Nice . Ok so with the normal flavor one of the normal is 50/50 , when they add the flavoring surly this pushes up the sweetness ? or am i thinking it a little wrong ?


----------



## Scadoosh (13/9/16)

With other peoples they smoke like its nothing, i pull once or twice and feel naar (no other word works that well) from the sweetness . When i ask them isnt it sweet they say no . Im like what the hek . Can only be the VG sweetness . Sounds odd i know, but ill have 4 to 5 sugars in my coffee thats fine , but let me dip the tip of my finger in glycerin and taste one drop - instant naar . 

So ya thats basically why i was thinking PEG400 . But to find the bladdy stuff .

Reactions: Like 1


----------



## Andre (13/9/16)

Scadoosh said:


> Nice . Ok so with the normal flavor one of the normal is 50/50 , when they add the flavoring surly this pushes up the sweetness ? or am i thinking it a little wrong ?


There are flavorings that do not add sweetness. May I suggest a VG heavy juice to which you add some FA Bitter Wizard. Others flavours I can think of right now that could help are lemon and lime.


----------



## Lord Vetinari (14/9/16)

Let me help you out here a little:

Most juices are made to be sweet. It has to do with the mouth feel, i.e how the vapor affects your tongue and mouth. You have to consider it like wines, you get dry, off-dry, semi-sweet and sweet. A neat or unflavored e-liquid is just too bland. Clouds are more dependent on how you vape, I can chuck you clouds of pure PG in a good dripper.

Not everybody likes sweet. I do not like it all the time myself. The sweetness of VG is pretty negligible as far as vaping goes BTW. It takes a while to acquire the taste for inhaled donuts. There are MANY options for you to try that are not overtly sweet.

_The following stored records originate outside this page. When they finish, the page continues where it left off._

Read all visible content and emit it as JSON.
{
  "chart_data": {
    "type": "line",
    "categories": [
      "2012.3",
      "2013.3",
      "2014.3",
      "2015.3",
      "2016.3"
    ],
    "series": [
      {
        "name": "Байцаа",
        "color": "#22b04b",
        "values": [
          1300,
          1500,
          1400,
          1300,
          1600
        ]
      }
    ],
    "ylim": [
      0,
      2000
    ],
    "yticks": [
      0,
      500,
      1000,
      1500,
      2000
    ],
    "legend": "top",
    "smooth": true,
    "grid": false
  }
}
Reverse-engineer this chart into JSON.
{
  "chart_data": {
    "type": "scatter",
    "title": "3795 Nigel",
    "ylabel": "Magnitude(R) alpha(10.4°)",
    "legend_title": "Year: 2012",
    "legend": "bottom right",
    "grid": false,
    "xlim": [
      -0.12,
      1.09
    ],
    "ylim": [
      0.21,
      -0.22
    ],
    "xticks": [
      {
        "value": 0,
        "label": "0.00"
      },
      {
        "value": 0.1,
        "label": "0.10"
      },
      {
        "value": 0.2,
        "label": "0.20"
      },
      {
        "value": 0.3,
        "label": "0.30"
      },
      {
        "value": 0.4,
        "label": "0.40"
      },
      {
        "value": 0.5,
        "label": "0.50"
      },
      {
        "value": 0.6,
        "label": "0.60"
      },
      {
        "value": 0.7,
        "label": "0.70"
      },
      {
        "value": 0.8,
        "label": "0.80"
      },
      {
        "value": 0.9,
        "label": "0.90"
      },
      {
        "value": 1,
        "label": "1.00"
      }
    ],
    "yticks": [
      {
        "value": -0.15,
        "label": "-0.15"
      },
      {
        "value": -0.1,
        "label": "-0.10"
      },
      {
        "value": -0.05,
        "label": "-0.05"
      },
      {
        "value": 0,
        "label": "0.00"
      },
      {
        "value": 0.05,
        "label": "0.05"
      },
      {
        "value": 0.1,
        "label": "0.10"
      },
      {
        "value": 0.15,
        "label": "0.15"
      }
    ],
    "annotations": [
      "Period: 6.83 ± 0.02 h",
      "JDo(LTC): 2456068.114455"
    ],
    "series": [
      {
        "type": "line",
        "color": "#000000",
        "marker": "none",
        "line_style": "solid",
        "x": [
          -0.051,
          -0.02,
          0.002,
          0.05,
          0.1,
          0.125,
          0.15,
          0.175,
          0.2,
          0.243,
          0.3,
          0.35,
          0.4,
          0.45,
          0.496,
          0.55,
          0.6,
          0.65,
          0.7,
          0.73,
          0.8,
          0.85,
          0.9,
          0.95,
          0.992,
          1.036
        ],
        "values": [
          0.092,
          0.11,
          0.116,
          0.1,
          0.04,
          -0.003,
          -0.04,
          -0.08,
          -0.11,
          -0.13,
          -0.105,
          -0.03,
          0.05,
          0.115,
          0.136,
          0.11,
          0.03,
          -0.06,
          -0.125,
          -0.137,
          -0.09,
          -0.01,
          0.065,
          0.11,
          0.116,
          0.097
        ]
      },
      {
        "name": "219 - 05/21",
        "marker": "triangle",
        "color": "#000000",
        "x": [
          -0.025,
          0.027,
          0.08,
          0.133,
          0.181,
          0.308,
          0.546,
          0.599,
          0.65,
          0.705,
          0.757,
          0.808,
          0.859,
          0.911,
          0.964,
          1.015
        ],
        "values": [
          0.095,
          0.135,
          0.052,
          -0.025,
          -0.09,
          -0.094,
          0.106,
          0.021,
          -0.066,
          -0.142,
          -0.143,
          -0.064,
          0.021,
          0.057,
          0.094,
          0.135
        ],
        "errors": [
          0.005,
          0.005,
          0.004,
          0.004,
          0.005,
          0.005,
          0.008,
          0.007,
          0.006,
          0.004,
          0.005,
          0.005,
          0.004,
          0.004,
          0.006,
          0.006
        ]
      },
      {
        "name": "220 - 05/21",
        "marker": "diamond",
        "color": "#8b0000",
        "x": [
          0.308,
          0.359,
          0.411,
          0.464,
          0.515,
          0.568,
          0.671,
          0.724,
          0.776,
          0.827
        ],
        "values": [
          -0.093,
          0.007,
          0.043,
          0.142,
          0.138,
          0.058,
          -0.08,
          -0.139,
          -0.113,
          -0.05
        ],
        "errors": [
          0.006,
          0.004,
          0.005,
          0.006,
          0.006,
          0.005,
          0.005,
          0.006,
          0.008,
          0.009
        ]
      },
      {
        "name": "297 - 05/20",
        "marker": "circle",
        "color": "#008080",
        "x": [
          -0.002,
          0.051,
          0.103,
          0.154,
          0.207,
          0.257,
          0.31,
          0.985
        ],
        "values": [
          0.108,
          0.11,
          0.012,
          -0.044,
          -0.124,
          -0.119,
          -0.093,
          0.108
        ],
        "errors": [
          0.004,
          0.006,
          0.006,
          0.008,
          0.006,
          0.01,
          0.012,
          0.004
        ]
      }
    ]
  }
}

E-liquid project have a few good off-dry juices. Like Cowboys Apple Pie and Special Reserve. Both have tobacco undertones.

You can try a bottle of Berties Vapbucco. If you want a realistic thick tobacco taste there you go. It is like smoking expensive pipe tobacco. EXACTLY.

For DIY, I just found a tobacco thread here http://www.ecigssa.co.za/diy-tobacco-recipes.t25083/

I think spending some time researching your desired flavor profiles is going to serve you better than an abandonment of all flavour.

Reactions: Like 1 | Agree 2


----------